Hating your friends
Come on Feel The Lemonheads
by Adam Perry
(for Boulder Weekly, 6/11/09)
The cover is a polarizing thing.
Some people prefer the off-the-wall cover — take “My Favorite Things” by John Coltrane, “Satisfaction” by Devo or “Tomorrow Never Knows” by Brian Eno and Phil Manzanera — classic tunes re-interpreted in a fresh and inventive style where only the original over-lying melody is still present but the weight of the initial spirit successfully shines through the vision of a different performer.
Some prefer the faithful cover — see the Sea and Cake’s “Sound & Vision,” “Four Strong Winds” by Neil Young or “Waitin’ Around to Die” by the Be Good Tanyas — a new artist does justice to a beloved favorite by giving it the honest essence of their unique talent, whether it’s a screaming guitar solo or brilliant female sensibility.
Some just prefer the sound of a deep-voiced early-’90s alt-rock sex symbol playing anything.
I fall in the first category — the Feelies’ raging “Everybody’s Got Something to Hide (Except Me and My Monkey)” and the New Bomb Turks’ half-time hardcore version of Wire’s “Mr. Suit” are near the top of my list of favorite covers — but I have to admit that the one-time title holder of People Magazine’s “Sexiest Man Alive” Evan Dando has something for every finicky music geek on his new covers LP, Varshons, just released on The End Records.
Just about everyone who’s had even a toe in the waters of the music industry has a friend with an “I know someone who dated Evan Dando” story. Famous for fronting The Lemonheads, who rose to worldwide fame with their cover of Simon and Garfunkel’s “Mrs. Robinson” in 1992, Dando pretty much disappeared in the mid-to-late ’90s, succumbing to crack addiction and the temptation that comes with being able to sleep with just about everyone who’s had a toe in the waters of the music industry.
Thus, between 1996 and 2006 there were no Lemonheads releases, although in that time Dando put out his only solo album (2003’s Baby I’m Bored) and made the tabloids for partying with people like Courtney Love and Johnny Depp.
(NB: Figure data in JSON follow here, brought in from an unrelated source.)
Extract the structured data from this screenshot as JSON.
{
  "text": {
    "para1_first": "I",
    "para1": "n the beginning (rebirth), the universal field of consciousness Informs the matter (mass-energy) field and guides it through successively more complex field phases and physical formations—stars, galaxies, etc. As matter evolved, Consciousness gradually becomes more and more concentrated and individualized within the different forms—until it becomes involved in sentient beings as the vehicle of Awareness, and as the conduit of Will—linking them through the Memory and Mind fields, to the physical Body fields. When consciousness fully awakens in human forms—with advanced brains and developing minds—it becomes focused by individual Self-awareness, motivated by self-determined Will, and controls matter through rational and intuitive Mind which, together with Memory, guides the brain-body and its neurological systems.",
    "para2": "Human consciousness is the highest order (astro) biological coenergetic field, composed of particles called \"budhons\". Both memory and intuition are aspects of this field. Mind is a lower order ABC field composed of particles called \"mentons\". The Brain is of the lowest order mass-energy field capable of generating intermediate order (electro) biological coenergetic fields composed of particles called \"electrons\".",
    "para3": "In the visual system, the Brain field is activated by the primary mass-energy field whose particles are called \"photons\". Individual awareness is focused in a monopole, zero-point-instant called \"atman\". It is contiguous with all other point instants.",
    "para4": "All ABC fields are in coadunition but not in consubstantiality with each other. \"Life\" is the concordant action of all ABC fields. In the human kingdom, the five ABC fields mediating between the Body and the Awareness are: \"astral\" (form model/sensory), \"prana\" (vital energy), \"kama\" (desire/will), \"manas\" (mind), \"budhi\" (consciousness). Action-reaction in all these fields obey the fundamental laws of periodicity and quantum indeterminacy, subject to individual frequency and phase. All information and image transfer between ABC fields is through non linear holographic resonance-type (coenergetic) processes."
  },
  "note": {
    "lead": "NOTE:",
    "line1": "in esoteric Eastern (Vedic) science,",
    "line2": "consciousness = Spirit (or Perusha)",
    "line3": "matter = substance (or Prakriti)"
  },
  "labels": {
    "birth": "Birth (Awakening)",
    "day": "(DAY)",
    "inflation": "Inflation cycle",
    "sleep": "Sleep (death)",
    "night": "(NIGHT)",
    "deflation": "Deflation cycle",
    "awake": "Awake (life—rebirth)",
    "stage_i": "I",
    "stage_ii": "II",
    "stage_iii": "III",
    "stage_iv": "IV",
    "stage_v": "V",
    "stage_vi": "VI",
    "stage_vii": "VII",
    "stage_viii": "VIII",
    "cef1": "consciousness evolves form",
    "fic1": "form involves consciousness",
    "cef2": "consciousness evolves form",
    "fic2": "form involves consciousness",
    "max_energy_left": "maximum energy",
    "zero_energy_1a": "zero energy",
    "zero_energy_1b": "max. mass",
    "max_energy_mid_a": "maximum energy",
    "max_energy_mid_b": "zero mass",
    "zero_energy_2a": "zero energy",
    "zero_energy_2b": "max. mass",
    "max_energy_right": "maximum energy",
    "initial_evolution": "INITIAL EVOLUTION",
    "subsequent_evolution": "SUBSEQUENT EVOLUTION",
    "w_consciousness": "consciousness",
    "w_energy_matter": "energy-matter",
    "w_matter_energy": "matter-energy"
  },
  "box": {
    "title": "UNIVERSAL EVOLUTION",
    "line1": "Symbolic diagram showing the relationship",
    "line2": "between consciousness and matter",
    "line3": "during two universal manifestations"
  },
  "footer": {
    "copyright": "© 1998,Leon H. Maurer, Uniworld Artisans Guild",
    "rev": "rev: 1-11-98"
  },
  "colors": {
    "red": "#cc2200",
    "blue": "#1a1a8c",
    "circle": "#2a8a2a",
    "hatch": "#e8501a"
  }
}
The former Boston alt-rock dude went all L.A.
The L.A. part hasn’t changed with the new covers album, as Kate Moss and Liv Tyler both appear as guest vocalists on Varshons, but Dando seems to have at least partially returned to the playful nature of It’s a Shame About Ray and even earlier Lemonheads albums.
Dando’s versions of “Waitin’ Around to Die” (Townes Van Zandt) and “Beautiful” (written by Linda Perry but made famous by Christina Aguilera) won’t exactly bowl anyone over: they’re faithful (but stale) covers by someone with a an exceptional voice. “Hey, That’s No Way to Say Goodbye” (Leonard Cohen) is a similar story; it’s a song that’s been covered a lot, and despite the fact that it’s a duet with Tyler, nothing remarkable happens.
Dando’s balladeer rendition of the Cramps’ punk classic “Green Fuzz” (originally by Texas’ Green Fuz) is something special, though.
He took a slow-churning, campy psychedelic-rockabilly song and made it a soulful, melancholy croon. That’s exactly the kind of 180 some of us go for.
Whether this entertaining — what else can you call an album where a G.G. Allin cover precedes an electro-clash collaboration with Kate Moss? — cover album will steer the 42-year-old Dando’s rejuvenated career into more interesting musical territory than The Lemonheads’ self-titled 2006 comeback album, it’s impossible to predict. I’m not even sure why they’re called The Lemonheads and not something like Evan Dando and Friends, as the two other original members were gone by 1987, and the most memorable Lemonheads lineup (with Juliana Hatfield) only lasted for a few years in the early ’90s.
I do know that sobriety is a good thing, and Evan Dando puts on a decent live show when he’s not hours late. Plus, the reality that he’s been divisive enough to have inspired a famous “anti-Dando” fanzine means he must have done something right. Pissing people off takes serious work, as does surviving not only crack but Courtney Love — but hey, words can’t bring him down.